Abstract

BackgroundDiabetes is one of the risks for development of contrast-induced nephropathy (CIN). The percentage change in cystatin C (CyC), a recent new reliable marker for detecting subtle renal dysfunction, of ≥10% for 24h after procedure is an independent predictor for developing CIN. Urinary microalbumin is one of the markers for preclinical nephropathy in diabetic patients. We investigated the relationship between pre-procedural urinary microalbumin and renal functional changes using CyC after coronary computed tomography angiography (CCTA) in diabetic patients.
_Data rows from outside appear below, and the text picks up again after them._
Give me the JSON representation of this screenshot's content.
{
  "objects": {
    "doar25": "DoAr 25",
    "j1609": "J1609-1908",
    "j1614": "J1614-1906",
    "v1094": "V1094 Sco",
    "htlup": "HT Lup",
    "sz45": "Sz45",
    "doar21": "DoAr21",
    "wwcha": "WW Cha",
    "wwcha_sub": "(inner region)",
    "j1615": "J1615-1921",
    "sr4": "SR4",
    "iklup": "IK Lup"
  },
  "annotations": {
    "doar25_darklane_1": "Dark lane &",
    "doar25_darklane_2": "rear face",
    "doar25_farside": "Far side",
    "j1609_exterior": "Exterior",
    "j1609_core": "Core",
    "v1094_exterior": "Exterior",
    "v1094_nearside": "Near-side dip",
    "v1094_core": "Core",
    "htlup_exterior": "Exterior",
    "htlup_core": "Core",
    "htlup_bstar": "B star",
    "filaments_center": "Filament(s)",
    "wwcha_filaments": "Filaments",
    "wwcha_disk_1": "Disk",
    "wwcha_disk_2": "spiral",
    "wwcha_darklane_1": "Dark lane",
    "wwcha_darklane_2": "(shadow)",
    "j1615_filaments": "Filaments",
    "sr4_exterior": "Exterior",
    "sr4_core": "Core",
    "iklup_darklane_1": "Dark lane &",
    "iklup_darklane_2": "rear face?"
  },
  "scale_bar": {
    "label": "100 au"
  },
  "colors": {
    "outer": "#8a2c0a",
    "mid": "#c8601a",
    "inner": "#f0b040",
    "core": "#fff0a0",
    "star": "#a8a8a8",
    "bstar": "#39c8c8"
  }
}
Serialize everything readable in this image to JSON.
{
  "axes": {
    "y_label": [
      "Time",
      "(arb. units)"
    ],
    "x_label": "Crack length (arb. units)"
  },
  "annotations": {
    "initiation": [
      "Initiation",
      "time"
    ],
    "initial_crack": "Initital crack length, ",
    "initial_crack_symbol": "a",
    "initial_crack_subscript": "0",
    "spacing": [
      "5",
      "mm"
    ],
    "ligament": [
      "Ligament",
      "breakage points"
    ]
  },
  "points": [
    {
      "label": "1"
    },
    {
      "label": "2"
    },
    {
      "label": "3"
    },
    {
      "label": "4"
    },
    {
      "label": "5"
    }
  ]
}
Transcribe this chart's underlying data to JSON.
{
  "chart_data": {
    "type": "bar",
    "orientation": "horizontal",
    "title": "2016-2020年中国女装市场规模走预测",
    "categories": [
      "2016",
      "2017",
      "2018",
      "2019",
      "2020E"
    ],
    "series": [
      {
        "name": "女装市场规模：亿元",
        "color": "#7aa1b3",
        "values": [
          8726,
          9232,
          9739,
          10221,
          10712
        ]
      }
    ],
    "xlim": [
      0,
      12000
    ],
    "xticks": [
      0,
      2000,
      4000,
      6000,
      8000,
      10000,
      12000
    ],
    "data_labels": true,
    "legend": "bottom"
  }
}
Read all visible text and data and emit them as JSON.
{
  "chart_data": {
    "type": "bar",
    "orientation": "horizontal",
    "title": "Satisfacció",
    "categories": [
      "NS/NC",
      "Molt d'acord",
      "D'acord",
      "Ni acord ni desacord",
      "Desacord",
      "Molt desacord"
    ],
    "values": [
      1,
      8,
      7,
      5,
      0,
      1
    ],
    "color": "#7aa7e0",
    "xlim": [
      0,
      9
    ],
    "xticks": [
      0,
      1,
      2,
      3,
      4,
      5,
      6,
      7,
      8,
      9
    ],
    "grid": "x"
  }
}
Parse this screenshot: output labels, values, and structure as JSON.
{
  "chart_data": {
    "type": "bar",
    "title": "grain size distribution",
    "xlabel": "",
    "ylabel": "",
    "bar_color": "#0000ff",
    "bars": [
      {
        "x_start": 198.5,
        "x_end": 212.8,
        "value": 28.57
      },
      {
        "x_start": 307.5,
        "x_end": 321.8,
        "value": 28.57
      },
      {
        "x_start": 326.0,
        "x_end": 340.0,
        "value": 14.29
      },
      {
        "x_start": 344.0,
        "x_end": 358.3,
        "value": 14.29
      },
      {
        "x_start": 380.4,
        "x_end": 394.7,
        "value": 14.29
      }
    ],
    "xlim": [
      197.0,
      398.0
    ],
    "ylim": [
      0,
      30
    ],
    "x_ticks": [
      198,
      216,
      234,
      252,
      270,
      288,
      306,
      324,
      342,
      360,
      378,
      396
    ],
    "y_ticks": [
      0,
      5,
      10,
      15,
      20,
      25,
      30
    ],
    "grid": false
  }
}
MethodsTwo hundred and six patients with diabetes scheduled for CCTA were enrolled. The serum creatinine and CyC levels were measured before and 24h after CCTA. The percentage change in CyC (%CyC) and absolute change in estimated glomerular filtration rate (eGFR) from pre- to post-procedure were calculated. The pre-procedural urinary microalbumin was measured. The patients were classified into 2 groups as follows: group A comprised 93 patients with pre-procedural urinary microalbumin of ≥30mg/g creatinine; and group B comprised 113 patients with one of <30mg/g creatinine. ResultsThe %CyC, fasting plasma glucose levels, and HbA1c were significantly greater in group A than in group B. The absolute change in eGFR was significantly less in group A than in group B. A significant correlation was seen between urinary microalbumin and %CyC (r=0.49, p<0.0001). Multivariate regression analysis revealed that pre-procedural urinary microalbumin and HbA1c were independent predictors for a %CyC≥10% (OR: 1.030, 95% CI: 1.020–1.039, p=0.008; and OR: 1.011, 95% CI: 1.007–1.016, p=0.004, respectively). The optimal cut-off value of a pre-procedural urinary microalbumin level was 64mg/g creatinine for predicting a %CyC≥10% using receiver-operating characteristic curve analysis with a sensitivity, specificity, and area under the curve of 56%, 88%, and 0.72, respectively. ConclusionsRenal functional changes should be paid attention to after CCTA, particularly in diabetic patients exhibiting elevated pre-procedural urinary microalbumin even though they indicate preserved eGFR.